The reason I never had this problem in python is that by the time I learned it, I was already a fairly experienced developer, and I used better tooling from the get go. This kind of error is reallllllly hard to make in a modern IDE using a linter and formatter.
That suggests to me that this is more likely a fairly language agnostic experience. It might even bias people against the languages they learn first.
I mean, I guess, it depends on your perspective. Some folks work in garbage/proprietary languages all day and would be very glad to have Python-levels of compiler help. Others work in JS/TS and do have similar nonsense to deal with as in Python.
But lots of languages, e.g. JVM languages, Rust etc., don't struggle with semicolons and the like.

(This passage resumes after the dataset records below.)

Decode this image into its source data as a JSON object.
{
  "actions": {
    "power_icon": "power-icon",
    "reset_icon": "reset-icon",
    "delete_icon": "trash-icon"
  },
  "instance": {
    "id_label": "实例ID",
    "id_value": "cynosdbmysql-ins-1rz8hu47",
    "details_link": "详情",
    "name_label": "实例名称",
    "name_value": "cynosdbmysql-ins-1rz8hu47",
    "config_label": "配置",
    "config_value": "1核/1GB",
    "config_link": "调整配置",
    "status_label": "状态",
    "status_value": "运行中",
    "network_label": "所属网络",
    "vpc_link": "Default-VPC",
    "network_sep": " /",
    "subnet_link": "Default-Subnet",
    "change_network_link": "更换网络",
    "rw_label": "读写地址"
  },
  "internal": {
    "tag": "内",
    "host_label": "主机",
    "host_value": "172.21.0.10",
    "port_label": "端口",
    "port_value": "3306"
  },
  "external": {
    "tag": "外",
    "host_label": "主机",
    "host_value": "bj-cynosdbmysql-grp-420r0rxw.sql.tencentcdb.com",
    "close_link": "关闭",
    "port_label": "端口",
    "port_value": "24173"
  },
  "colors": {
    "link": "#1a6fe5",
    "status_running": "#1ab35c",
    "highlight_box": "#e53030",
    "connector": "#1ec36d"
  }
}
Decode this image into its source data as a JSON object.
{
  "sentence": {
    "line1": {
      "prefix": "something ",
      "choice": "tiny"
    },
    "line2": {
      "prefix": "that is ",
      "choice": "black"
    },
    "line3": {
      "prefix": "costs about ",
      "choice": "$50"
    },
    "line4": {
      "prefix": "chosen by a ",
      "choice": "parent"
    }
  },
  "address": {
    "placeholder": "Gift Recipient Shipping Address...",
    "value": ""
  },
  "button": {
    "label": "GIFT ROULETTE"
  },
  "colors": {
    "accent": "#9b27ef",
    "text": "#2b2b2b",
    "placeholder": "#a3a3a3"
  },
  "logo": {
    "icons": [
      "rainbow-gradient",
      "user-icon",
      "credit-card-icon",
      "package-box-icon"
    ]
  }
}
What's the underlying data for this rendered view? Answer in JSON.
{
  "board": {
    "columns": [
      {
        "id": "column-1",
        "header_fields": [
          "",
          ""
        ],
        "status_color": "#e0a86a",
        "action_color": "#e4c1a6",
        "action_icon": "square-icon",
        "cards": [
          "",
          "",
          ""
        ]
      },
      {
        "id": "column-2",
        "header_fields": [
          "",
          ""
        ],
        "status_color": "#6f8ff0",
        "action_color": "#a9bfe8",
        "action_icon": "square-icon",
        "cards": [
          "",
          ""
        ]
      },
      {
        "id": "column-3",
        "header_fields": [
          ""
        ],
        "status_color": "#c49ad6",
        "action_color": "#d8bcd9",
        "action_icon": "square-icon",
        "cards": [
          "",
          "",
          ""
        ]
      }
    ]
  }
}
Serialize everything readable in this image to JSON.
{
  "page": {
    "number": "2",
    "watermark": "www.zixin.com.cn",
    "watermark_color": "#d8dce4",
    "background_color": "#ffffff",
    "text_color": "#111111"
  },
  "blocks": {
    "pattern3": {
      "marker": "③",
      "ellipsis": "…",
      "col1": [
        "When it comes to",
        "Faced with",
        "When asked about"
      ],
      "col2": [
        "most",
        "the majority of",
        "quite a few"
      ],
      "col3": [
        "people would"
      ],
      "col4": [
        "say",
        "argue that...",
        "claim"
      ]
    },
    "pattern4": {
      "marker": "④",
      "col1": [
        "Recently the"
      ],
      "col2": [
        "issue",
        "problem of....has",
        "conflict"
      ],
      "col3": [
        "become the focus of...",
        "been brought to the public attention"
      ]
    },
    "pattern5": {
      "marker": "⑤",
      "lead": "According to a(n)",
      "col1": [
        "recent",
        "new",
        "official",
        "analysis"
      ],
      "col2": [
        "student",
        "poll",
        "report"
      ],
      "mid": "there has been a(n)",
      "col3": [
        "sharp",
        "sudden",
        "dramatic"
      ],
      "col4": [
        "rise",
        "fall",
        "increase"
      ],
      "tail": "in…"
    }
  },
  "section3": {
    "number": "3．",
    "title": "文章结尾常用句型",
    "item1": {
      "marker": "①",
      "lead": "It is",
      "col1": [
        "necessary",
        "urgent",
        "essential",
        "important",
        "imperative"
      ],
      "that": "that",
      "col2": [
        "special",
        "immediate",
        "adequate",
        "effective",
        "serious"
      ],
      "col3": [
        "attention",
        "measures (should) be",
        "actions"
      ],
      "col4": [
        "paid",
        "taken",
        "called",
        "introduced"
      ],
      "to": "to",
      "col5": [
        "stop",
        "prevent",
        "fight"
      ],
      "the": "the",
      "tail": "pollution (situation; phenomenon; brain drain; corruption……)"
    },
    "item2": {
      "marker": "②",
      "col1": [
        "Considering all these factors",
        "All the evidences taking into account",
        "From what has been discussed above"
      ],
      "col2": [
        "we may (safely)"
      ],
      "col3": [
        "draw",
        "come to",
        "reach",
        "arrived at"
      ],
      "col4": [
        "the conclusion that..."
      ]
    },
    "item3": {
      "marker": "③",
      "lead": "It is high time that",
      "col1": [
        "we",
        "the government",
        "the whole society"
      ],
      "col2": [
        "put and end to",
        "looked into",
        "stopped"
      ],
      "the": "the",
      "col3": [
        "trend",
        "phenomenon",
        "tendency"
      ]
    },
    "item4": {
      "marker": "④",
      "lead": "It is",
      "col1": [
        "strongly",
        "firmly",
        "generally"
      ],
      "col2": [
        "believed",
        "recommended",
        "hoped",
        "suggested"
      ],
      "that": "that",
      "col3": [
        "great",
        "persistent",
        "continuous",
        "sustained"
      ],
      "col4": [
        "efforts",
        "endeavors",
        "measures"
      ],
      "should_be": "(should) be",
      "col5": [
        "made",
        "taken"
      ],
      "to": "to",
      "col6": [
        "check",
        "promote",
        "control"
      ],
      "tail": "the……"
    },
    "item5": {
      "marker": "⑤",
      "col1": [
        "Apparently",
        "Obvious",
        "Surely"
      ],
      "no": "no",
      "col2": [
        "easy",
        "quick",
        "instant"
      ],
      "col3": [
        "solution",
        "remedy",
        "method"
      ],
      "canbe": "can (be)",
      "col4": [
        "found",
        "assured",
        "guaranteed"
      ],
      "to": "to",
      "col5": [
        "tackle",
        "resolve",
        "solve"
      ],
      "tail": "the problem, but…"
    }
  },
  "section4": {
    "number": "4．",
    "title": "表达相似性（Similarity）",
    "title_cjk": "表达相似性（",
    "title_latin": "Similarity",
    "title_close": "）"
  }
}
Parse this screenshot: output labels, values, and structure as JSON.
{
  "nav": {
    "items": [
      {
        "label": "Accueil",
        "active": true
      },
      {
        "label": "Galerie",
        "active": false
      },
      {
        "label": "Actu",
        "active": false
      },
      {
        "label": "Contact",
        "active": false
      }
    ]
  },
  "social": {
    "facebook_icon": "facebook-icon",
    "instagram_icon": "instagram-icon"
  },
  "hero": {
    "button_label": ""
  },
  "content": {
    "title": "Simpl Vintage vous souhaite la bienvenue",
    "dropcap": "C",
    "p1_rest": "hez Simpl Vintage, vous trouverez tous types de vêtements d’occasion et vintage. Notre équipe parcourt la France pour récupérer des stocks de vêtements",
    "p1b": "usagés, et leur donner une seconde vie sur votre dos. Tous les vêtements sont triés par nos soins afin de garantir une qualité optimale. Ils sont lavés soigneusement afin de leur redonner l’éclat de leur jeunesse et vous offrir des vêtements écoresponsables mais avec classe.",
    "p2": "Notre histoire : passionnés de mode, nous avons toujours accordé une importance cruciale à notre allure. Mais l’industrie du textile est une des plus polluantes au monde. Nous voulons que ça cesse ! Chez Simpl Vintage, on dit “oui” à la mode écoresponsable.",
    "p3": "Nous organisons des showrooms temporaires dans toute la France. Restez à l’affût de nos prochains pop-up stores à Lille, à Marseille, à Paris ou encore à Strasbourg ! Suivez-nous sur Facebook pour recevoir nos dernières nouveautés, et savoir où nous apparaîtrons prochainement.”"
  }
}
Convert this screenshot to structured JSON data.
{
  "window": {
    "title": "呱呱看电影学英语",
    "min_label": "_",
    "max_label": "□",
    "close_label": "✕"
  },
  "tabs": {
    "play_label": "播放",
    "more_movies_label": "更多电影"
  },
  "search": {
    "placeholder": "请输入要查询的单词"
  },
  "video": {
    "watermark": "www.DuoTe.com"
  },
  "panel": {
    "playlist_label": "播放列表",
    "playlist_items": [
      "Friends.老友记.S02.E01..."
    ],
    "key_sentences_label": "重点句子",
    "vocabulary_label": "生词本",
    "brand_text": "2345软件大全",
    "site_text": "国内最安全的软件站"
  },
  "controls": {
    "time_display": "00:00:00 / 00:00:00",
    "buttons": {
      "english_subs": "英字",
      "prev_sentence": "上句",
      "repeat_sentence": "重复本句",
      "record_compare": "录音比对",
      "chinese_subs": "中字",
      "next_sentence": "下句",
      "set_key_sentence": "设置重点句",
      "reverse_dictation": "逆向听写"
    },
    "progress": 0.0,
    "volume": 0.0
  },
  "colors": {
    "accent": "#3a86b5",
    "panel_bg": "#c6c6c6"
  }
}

And they don't have to compile at runtime, so they can easily outclass Python for more complex error reporting, which is at least my experience.
Personally, I have pretty much only had the experience of "tell me where the error is" in Python and TS.
I'll always appreciate Lisp for the most powerful REPL in existence of programming languages by a long shot. Name me one programming language that empowers developers to troubleshoot and fix runtime errors with high availability like Lisp does:
The REPL in Lisp is so powerful that there's an entirely different approach to developing apps in Lisp. You can, and some do, code everything inside of the REPL. When they're done, they save the file to disk.